Patrick Schumacher, Hadid's second in command and longtime champion of parametric design, describes the exact process of creating the shape: "We used a very complex computer algorithm to determine the perfect shape of a building. We then ran that a huge number of times using different variables, and the final shape was an average of the outcomes. Therefore, the shape of the paper we have designed is actually the perfect shape for any building"
When questioned about the suitability of the paper for other architects (who have been occasionally known to design rectilinear buildings), Hadid retorted "My colleague Patrick has done extensive research into this, and concluded that funny looking, angular buildings are good for people - even if a person doesn't even like them". Schumacher backed her up on this claim, arguing that if people don't like the way their buildings look, that is in fact an error of judgement, one which a large portion of the public needs to be educated out of.
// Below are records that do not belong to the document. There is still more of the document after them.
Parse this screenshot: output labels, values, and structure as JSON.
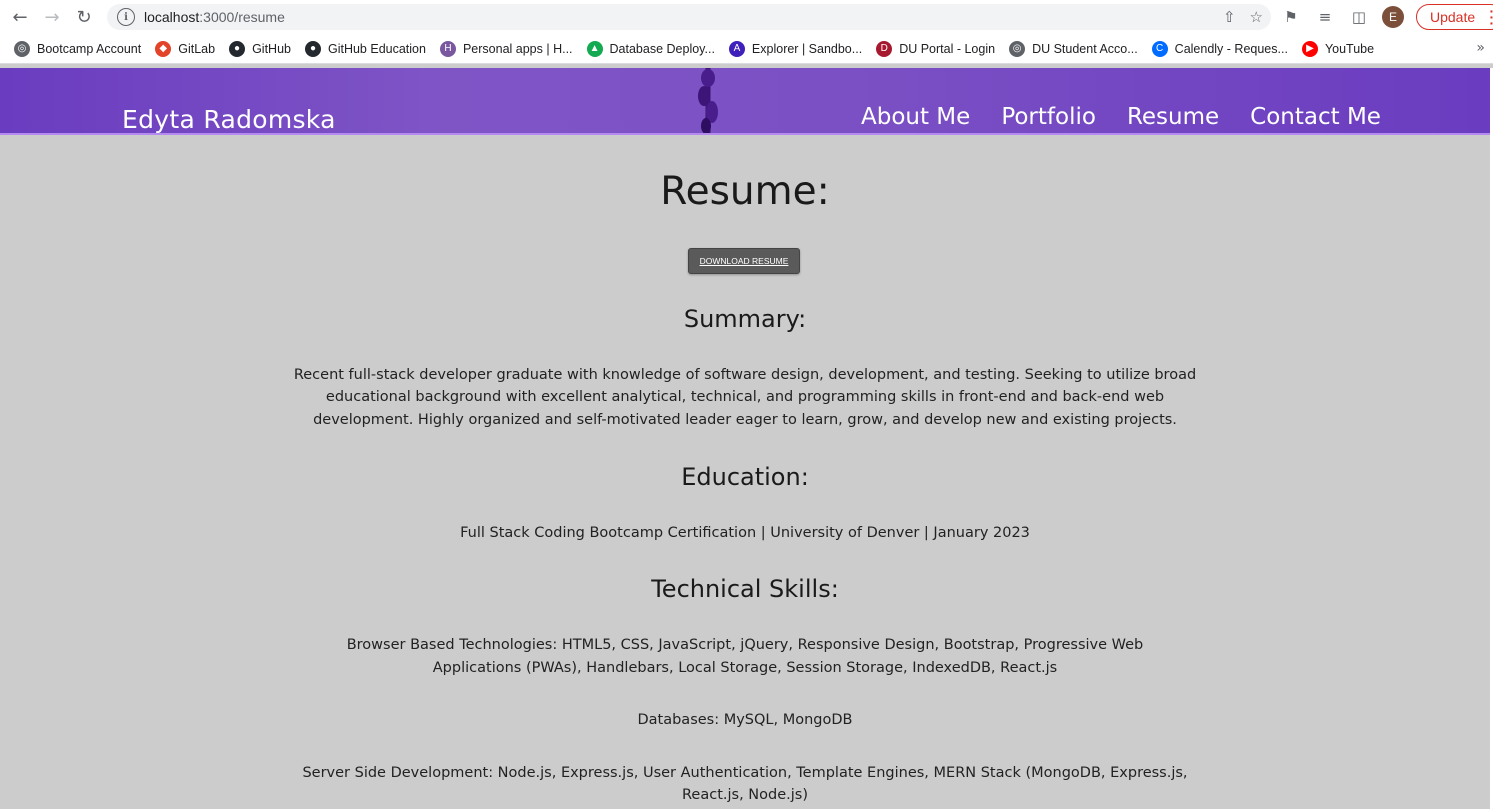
{
  "browser": {
    "url_host": "localhost",
    "url_path": ":3000/resume",
    "update_label": "Update",
    "avatar_letter": "E",
    "bookmarks": [
      {
        "label": "Bootcamp Account",
        "icon": "globe-icon",
        "color": "#5f6368"
      },
      {
        "label": "GitLab",
        "icon": "gitlab-icon",
        "color": "#e24329"
      },
      {
        "label": "GitHub",
        "icon": "github-icon",
        "color": "#24292f"
      },
      {
        "label": "GitHub Education",
        "icon": "github-icon",
        "color": "#24292f"
      },
      {
        "label": "Personal apps | H...",
        "icon": "heroku-icon",
        "color": "#79589f"
      },
      {
        "label": "Database Deploy...",
        "icon": "mongodb-icon",
        "color": "#13aa52"
      },
      {
        "label": "Explorer | Sandbo...",
        "icon": "apollo-icon",
        "color": "#3f20ba"
      },
      {
        "label": "DU Portal - Login",
        "icon": "du-icon",
        "color": "#a6192e"
      },
      {
        "label": "DU Student Acco...",
        "icon": "globe-icon",
        "color": "#5f6368"
      },
      {
        "label": "Calendly - Reques...",
        "icon": "calendly-icon",
        "color": "#006bff"
      },
      {
        "label": "YouTube",
        "icon": "youtube-icon",
        "color": "#ff0000"
      }
    ]
  },
  "header": {
    "brand": "Edyta Radomska",
    "nav": [
      "About Me",
      "Portfolio",
      "Resume",
      "Contact Me"
    ],
    "accent_color": "#7a4fc4"
  },
  "main": {
    "title": "Resume:",
    "download_label": "DOWNLOAD RESUME",
    "summary_heading": "Summary:",
    "summary_line1": "Recent full-stack developer graduate with knowledge of software design, development, and testing. Seeking to utilize broad",
    "summary_line2": "educational background with excellent analytical, technical, and programming skills in front-end and back-end web",
    "summary_line3": "development. Highly organized and self-motivated leader eager to learn, grow, and develop new and existing projects.",
    "education_heading": "Education:",
    "education_text": "Full Stack Coding Bootcamp Certification | University of Denver | January 2023",
    "skills_heading": "Technical Skills:",
    "skills_browser_line1": "Browser Based Technologies: HTML5, CSS, JavaScript, jQuery, Responsive Design, Bootstrap, Progressive Web",
    "skills_browser_line2": "Applications (PWAs), Handlebars, Local Storage, Session Storage, IndexedDB, React.js",
    "skills_databases": "Databases: MySQL, MongoDB",
    "skills_server_line1": "Server Side Development: Node.js, Express.js, User Authentication, Template Engines, MERN Stack (MongoDB, Express.js,",
    "skills_server_line2": "React.js, Node.js)"
  }
}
Described by her friends as "nauseating" and by complete strangers as "kinda scary lookin'", Zahahahaha is on a mission to prove that she can save the entire planet using 17, 37 and 53 degree angles - and this inconspicuous piece of paper is set to be the next step to proving her point.
P.S. I know this was clearly all very silly, but I'd like to just point out that the bit I put in italics is in fact part of a real argument that I really genuinely had with Patrick Schumacher himself. Honestly. Now read it again and think seriously about that. Yeah. I know, I thought the same thing as you are thinking now.